Dr Pohlman, speaking during the American Meat Institute Expo and conference in Dallas, Texas, said that some forms of the non-O157 E.coli react in the same way to O157 to antimicrobial intervention such as lactic acid washes in reducing the amount of the pathogens in the product.
He added that ground beef is one of the major areas for concern for both E.coli and Salmonella, with between 10 and 30 per cent of ground beef being contaminated with Salmonella and 24 per cent of ground beef samples contaminated with non-O157 E.coli.
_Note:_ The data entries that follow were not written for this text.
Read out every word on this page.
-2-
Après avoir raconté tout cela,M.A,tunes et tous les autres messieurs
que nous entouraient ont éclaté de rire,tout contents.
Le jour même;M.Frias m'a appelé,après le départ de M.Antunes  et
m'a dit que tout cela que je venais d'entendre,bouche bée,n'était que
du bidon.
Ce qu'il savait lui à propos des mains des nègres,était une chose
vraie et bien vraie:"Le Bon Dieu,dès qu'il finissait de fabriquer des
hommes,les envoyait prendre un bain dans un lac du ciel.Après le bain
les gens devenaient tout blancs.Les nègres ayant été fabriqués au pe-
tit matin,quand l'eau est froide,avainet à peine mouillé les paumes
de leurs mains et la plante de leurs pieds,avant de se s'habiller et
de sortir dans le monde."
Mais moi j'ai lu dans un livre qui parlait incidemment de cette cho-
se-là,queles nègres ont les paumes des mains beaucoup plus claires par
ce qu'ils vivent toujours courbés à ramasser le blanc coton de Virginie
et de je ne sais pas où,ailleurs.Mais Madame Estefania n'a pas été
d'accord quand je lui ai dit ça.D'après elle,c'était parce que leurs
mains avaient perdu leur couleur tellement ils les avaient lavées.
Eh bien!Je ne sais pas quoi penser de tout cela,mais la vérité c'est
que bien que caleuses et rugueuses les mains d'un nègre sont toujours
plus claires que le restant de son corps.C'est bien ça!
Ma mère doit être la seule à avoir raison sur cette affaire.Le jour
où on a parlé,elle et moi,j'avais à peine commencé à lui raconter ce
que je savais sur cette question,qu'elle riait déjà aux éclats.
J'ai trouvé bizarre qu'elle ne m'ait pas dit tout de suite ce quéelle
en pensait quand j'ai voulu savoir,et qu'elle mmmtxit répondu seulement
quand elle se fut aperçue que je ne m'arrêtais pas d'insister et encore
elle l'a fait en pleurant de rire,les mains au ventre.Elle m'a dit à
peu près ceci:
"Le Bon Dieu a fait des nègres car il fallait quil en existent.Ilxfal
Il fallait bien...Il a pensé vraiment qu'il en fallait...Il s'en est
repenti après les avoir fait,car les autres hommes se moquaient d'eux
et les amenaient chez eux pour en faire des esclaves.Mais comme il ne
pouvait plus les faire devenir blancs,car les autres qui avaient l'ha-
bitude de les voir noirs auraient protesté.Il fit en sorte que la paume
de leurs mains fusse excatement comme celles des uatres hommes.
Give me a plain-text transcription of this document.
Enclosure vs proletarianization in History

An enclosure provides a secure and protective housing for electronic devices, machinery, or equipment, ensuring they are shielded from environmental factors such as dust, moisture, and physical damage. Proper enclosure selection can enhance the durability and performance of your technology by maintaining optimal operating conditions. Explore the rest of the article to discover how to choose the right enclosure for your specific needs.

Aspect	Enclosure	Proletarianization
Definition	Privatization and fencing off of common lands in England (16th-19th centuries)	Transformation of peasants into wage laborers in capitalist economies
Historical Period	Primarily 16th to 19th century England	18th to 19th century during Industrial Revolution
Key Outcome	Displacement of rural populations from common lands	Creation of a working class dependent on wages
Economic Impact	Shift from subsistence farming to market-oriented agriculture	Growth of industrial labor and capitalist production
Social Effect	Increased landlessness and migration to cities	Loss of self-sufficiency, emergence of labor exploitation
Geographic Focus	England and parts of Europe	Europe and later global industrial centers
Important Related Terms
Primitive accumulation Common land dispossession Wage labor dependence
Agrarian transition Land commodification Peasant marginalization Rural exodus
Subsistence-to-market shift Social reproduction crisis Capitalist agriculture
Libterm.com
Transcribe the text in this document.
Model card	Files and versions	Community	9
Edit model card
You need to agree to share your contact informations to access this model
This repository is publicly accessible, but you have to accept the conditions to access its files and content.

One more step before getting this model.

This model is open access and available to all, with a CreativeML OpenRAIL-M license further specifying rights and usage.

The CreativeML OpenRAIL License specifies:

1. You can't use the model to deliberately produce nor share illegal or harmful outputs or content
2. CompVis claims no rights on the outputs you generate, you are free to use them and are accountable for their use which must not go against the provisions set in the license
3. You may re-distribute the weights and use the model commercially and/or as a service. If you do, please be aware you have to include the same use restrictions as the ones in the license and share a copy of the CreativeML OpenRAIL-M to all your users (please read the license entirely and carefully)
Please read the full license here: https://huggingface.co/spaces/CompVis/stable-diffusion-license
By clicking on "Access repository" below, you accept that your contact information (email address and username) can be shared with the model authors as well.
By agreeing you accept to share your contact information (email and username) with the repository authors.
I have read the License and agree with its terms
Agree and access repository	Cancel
Dr Pohlman said that research into ways of controlling non-O157 E.coli had included the use of octanoic acid and electrostatic spraying of the product to give it a fine and uniform coating.
However, octanoic acid can change the colour of the meat, which reduces the appeal of the product, despite the fact that it also reduces the impact of the E.coli.
Dr Pohlman said that spraying with novel organic acids can reduce the contamination by between one and two logs and the product also retained its colour, particularly when electrostatic spraying was used as the means of application. He added that the electrostatic spraying also meant that less antimicrobial is being used.
The most prevalent forms of the non-O157 E.coli strains that have been found on meat products have been E.coli 026, 0111 and O103 and their presence is also seasonal.
Dr John Sophos, from Colorado State University showed recent research that demonstrated the current food safety intervention practices in meat processing plants in the US to counter E.coli 0157:H7 should be sufficient to counteract other non-0157 Shiga toxin producing E.coli.
He said that a study at Colorado State University looked at the effect of lactic acid, acidified sodium chlorite, peroxyacetic acid, sodium metasilicate and Bromatize on samples of beef trimmings inoculated with 3-4 log CFU/cm2 of each serotype. He said that the results showed similar effects across all the samples and were similar to the effects on O157 E.coli strains.
Under the new regulations coming in next month, FSIS will test beef manufacturing trimmings (but not ground beef, bench trim, or other components of ground beef such as cheek meat, head meat, or other components described in FSIS Directive 10,010.1) for the six non-O157 STEC serogroups (O26, O45, O103, O111, O121, and O145) in addition to E. coli O157:H7.
However, the plants are not expected to have to reassess their HACCP plans and Dr Sophos said "processors should not have to conduct separate studies to validate their processes against the sic serotypes".